Para Estrela, o “objetivo maior é atingir todo o setor e tentar organizar toda a cadeia, desde colocar a semente no chão até colocar a comida no prato”.
“Estamos capacitando os produtores com conhecimento e equipamentos”, acrescentou.
Vera Cruz recebeu esse apoio e, depois de décadas de luta com a venda de suas colheitas, ele espera que “a associação seja uma maneira de abrir novos horizontes em termos de mercados”.
“Temos outras dificuldades, mas foi isso que atrasou o desenvolvimento agrícola, a venda dos produtos, as mudanças nos preços. Às vezes você não ganha o suficiente para cobrir os custos de produção”, disse ele.
O agricultor tem pensado sobre este dia por um longo tempo. Ele tem grandes sonhos, que vêem seus produtos viajando muito além da grande cidade da ilha, Porto Novo, para países distantes, quando a palavra sobre a qualidade desses produtos sair.
Durante muitos anos após a independência do país, em 1975, o PAM foi responsável pelas refeições de todos os estudantes em Cabo Verde.

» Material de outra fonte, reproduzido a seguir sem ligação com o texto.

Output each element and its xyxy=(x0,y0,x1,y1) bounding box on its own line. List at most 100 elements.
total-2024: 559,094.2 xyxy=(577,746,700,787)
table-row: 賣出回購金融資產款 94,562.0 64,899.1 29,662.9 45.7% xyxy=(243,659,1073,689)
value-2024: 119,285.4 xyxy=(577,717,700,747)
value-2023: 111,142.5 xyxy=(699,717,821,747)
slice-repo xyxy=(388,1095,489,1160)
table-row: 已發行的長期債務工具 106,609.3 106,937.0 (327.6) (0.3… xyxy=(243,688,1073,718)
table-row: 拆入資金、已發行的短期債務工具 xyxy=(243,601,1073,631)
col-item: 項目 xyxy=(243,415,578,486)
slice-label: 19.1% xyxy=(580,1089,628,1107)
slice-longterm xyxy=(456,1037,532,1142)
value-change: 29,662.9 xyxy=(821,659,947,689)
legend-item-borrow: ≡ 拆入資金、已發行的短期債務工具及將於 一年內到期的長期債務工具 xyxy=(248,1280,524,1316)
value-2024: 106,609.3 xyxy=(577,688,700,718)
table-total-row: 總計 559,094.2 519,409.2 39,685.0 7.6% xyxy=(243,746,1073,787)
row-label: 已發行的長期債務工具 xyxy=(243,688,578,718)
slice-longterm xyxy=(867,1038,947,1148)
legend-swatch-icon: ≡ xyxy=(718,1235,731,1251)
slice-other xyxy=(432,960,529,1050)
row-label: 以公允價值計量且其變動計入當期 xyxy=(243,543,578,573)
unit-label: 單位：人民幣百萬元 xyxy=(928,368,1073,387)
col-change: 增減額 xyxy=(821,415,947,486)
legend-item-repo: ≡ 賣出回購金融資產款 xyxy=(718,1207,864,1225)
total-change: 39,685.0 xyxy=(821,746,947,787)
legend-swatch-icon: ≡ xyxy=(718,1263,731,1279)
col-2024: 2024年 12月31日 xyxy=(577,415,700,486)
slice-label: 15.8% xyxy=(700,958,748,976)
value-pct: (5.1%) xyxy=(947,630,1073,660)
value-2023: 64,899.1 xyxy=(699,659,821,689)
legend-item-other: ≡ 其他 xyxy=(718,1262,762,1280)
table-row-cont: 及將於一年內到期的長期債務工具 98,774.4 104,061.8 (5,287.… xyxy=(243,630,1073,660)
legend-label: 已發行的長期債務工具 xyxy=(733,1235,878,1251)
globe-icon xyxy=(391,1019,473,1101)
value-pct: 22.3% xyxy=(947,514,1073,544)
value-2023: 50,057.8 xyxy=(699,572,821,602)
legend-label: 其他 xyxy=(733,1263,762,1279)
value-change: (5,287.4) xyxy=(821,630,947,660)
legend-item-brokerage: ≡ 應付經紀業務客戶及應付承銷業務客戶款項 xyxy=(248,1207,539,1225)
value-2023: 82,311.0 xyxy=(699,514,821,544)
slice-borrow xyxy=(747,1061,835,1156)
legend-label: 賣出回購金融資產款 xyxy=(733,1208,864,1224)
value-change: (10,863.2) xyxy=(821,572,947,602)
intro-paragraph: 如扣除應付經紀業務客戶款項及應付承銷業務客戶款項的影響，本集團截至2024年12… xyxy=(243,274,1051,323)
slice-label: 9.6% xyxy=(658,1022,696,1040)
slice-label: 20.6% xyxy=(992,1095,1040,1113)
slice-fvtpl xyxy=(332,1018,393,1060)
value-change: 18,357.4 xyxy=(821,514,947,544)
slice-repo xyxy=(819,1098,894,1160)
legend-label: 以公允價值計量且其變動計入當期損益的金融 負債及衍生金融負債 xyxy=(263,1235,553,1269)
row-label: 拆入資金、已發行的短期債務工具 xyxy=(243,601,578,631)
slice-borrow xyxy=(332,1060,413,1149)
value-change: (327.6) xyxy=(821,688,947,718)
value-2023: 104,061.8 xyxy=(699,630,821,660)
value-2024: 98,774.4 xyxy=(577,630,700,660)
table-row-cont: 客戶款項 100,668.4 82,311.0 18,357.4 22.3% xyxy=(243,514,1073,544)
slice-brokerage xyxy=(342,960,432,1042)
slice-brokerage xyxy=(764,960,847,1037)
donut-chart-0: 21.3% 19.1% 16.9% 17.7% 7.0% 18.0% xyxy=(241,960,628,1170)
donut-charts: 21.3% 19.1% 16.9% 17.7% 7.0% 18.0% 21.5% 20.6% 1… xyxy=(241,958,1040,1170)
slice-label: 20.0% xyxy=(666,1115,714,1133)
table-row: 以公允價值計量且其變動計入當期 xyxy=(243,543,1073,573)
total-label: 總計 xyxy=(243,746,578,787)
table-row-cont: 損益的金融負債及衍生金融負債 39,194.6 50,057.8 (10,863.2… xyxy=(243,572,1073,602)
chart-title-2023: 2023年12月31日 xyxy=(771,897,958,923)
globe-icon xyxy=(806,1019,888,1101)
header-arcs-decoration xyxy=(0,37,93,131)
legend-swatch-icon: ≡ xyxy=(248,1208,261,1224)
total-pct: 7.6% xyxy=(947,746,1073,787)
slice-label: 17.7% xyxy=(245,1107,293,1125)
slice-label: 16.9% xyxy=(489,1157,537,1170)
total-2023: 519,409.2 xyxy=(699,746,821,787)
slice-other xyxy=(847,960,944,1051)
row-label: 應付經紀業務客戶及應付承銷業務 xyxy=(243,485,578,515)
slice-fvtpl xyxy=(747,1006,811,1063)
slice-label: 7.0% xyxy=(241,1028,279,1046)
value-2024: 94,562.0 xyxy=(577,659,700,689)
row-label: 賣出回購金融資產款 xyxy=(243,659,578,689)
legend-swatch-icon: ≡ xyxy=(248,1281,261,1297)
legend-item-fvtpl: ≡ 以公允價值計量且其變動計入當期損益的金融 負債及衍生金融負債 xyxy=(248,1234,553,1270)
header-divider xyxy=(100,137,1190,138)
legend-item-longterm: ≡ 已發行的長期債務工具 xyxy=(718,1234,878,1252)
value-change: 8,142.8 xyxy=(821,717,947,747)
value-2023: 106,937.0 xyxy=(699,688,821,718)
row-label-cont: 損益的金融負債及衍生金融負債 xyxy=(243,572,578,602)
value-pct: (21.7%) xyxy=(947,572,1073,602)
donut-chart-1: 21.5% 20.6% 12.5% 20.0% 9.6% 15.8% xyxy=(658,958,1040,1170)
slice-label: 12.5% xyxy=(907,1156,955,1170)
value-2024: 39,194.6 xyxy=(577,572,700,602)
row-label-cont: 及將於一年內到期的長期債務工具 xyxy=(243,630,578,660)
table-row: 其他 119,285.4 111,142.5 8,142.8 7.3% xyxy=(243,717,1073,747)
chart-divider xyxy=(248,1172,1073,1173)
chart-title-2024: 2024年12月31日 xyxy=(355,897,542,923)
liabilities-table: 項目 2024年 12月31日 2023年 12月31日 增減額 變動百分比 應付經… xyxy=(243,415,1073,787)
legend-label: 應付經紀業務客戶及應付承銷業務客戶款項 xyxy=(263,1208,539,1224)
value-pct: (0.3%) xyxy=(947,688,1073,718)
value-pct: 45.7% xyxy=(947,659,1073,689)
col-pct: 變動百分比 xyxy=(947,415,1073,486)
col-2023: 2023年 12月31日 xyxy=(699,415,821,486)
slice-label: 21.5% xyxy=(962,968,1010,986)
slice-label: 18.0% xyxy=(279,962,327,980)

Mas o país saiu da ONU. Países Menos Desenvolvidos categoria para um país de renda média baixa em 2007 e, alguns anos depois, o governo assumiu essa tarefa. Uma das decisões tomadas foi que 25% de todos os alimentos nas escolas usadas deveriam ser comprados localmente.
Com essa decisão veio o primeiro grande teste para a recém-formada Associação de Produtores do Vale do Paúl. Durante todo o ano letivo de 2021-2022, estes produtores venderam todas as bananas que foram consumidas nas escolas das ilhas de Santo Antão e São Vicente. A iniciativa alcançou 20 mil alunos.
Agora, a associação está se preparando e, ainda este mês, realizará sua primeira assembleia. No final de março, um teste final chegará.
Os alimentos cultivados por esses agricultores, os mesmos que o Secretário-Geral tentou hoje, serão lavados e embalados nos novos armazéns, carregados em barcos e, eventualmente, chegarão a crianças em outras ilhas. Ao mesmo tempo, o projeto será replicado em outros municípios. Em breve, o exemplo do Paúl poderá ajudar a alimentar cerca de 90 mil estudantes, quase 20% da população do país.